As for the case of shareholders actively participating into these virtual AGMs, it may be an acceptable challenge for now that their desires may not be met, this is the case despite the fact that investors and shareholders’ rights activists have mixed feelings about this. Some are adamant that shareholder meetings without shareholders can only be a stop gap during the corona crisis, arguing that AGMs are not just about decision making but also about the dialogue between the company and shareholders.
The above is so because otherwise what shareholders new to virtual meetings might expect? (1) no investors attending in person, (2) questions may have to be submitted in writing, and (3) the company may not answer all of them; and (4) even if they are answered there may be no much possibility to ask follow-up questions.
Smaller shareholders and retail investors could be the most to lose out in particular. Many institutional investors have access to company boards throughout the year, but for retail investors annual meeting is the only time they have an opportunity to ask questions. If it is a physical AGM, it is very hard not to give the microphone to someone who seems insistent on asking the tough questions.
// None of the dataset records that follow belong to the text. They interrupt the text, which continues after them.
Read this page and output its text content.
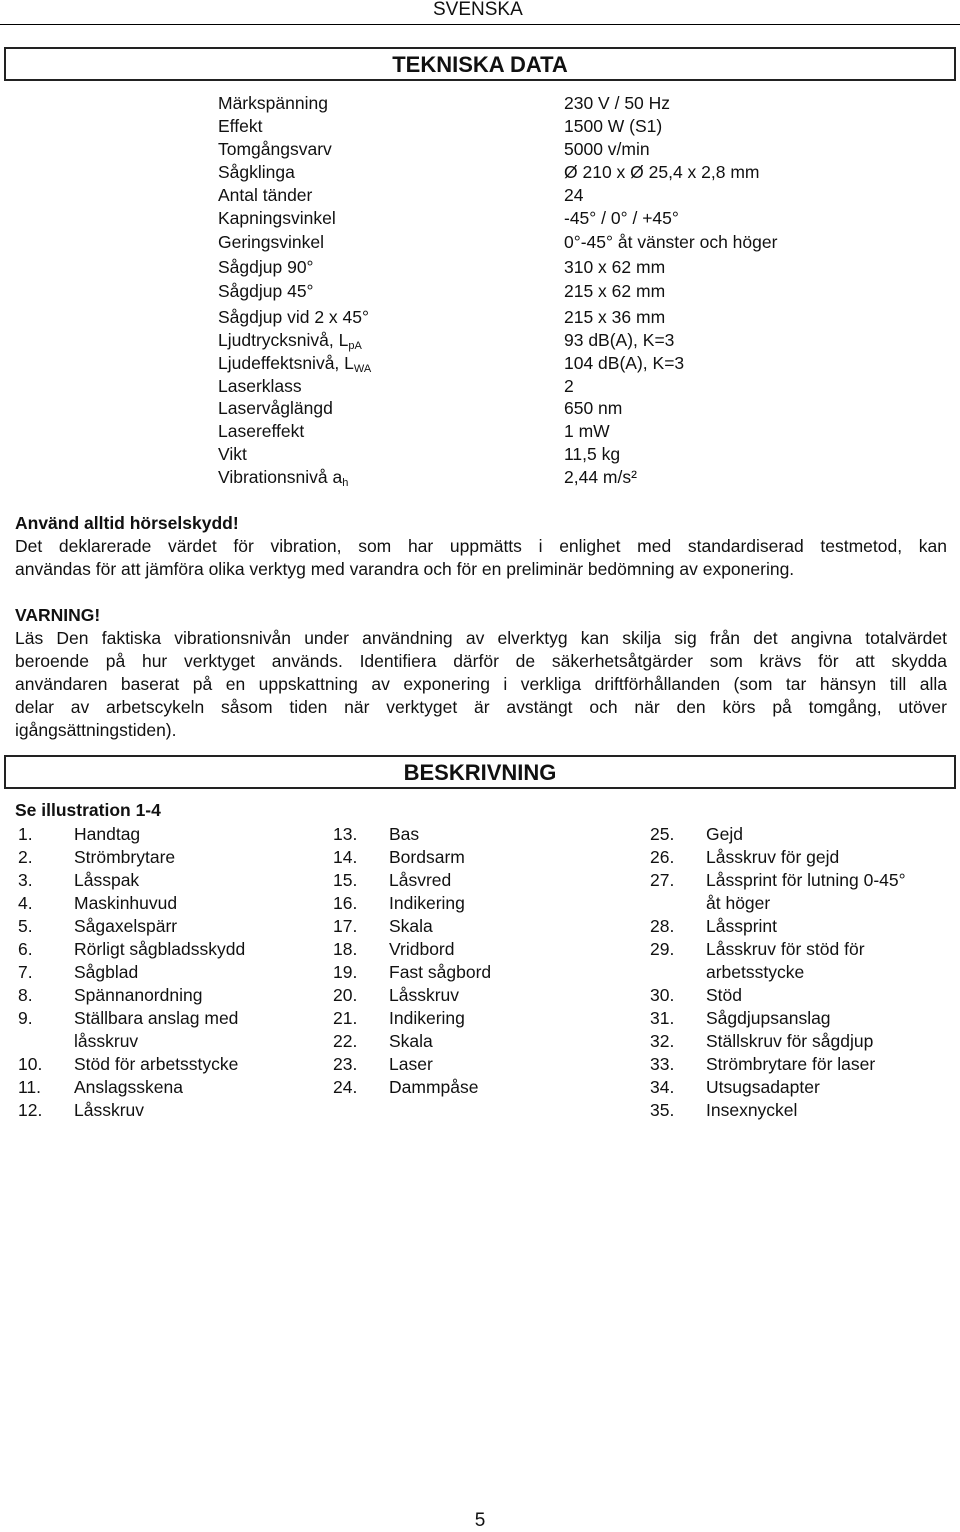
SVENSKA
TEKNISKA DATA
Märkspänning	230 V / 50 Hz
Effekt	1500 W (S1)
Tomgångsvarv	5000 v/min
Sågklinga	Ø 210 x Ø 25,4 x 2,8 mm
Antal tänder	24
Kapningsvinkel	-45° / 0° / +45°
Geringsvinkel	0°-45° åt vänster och höger
Sågdjup 90°	310 x 62 mm
Sågdjup 45°	215 x 62 mm
Sågdjup vid 2 x 45°	215 x 36 mm
Ljudtrycksnivå, $L_{pA}$	93 dB(A), K=3
Ljudeffektsnivå, $L_{WA}$	104 dB(A), K=3
Laserklass	2
Laservåglängd	650 nm
Lasereffekt	1 mW
Vikt	11,5 kg
Vibrationsnivå $a_h$	2,44 m/s²
Använd alltid hörselskydd!
Det deklarerade värdet för vibration, som har uppmätts i enlighet med standardiserad testmetod, kan
användas för att jämföra olika verktyg med varandra och för en preliminär bedömning av exponering.
VARNING!
Läs Den faktiska vibrationsnivån under användning av elverktyg kan skilja sig från det angivna totalvärdet
beroende på hur verktyget används. Identifiera därför de säkerhetsåtgärder som krävs för att skydda
användaren baserat på en uppskattning av exponering i verkliga driftförhållanden (som tar hänsyn till alla
delar av arbetscykeln såsom tiden när verktyget är avstängt och när den körs på tomgång, utöver
igångsättningstiden).
BESKRIVNING
Se illustration 1-4
1.	Handtag
2.	Strömbrytare
3.	Låsspak
4.	Maskinhuvud
5.	Sågaxelspärr
6.	Rörligt sågbladsskydd
7.	Sågblad
8.	Spännanordning
9.	Ställbara anslag med
låsskruv
10.	Stöd för arbetsstycke
11.	Anslagsskena
12.	Låsskruv
13.	Bas
14.	Bordsarm
15.	Låsvred
16.	Indikering
17.	Skala
18.	Vridbord
19.	Fast sågbord
20.	Låsskruv
21.	Indikering
22.	Skala
23.	Laser
24.	Dammpåse
25.	Gejd
26.	Låsskruv för gejd
27.	Låssprint för lutning 0-45°
åt höger
28.	Låssprint
29.	Låsskruv för stöd för
arbetsstycke
30.	Stöd
31.	Sågdjupsanslag
32.	Ställskruv för sågdjup
33.	Strömbrytare för laser
34.	Utsugsadapter
35.	Insexnyckel
5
For institutional investors participating in a virtual AGM, it is much easier to manage, while also they have access to other get-together meetings where shareholders can speak to their specific representative to the boards of directors. Whichever way this is looked at AGM is a really important arena for shareholders – so even if it is migrated from physical to virtual platforms, the same context should be at the fore.
So, a big challenge for any virtual AGM is how to set up a fair and efficient process for shareholders to ask questions and note objections. In a physical AGM, every shareholder can just walk up to the podium and speak. Similarly, for an effective on-line AGM there needs to be an equivalent, this is what shareholders and regulators should expect from companies.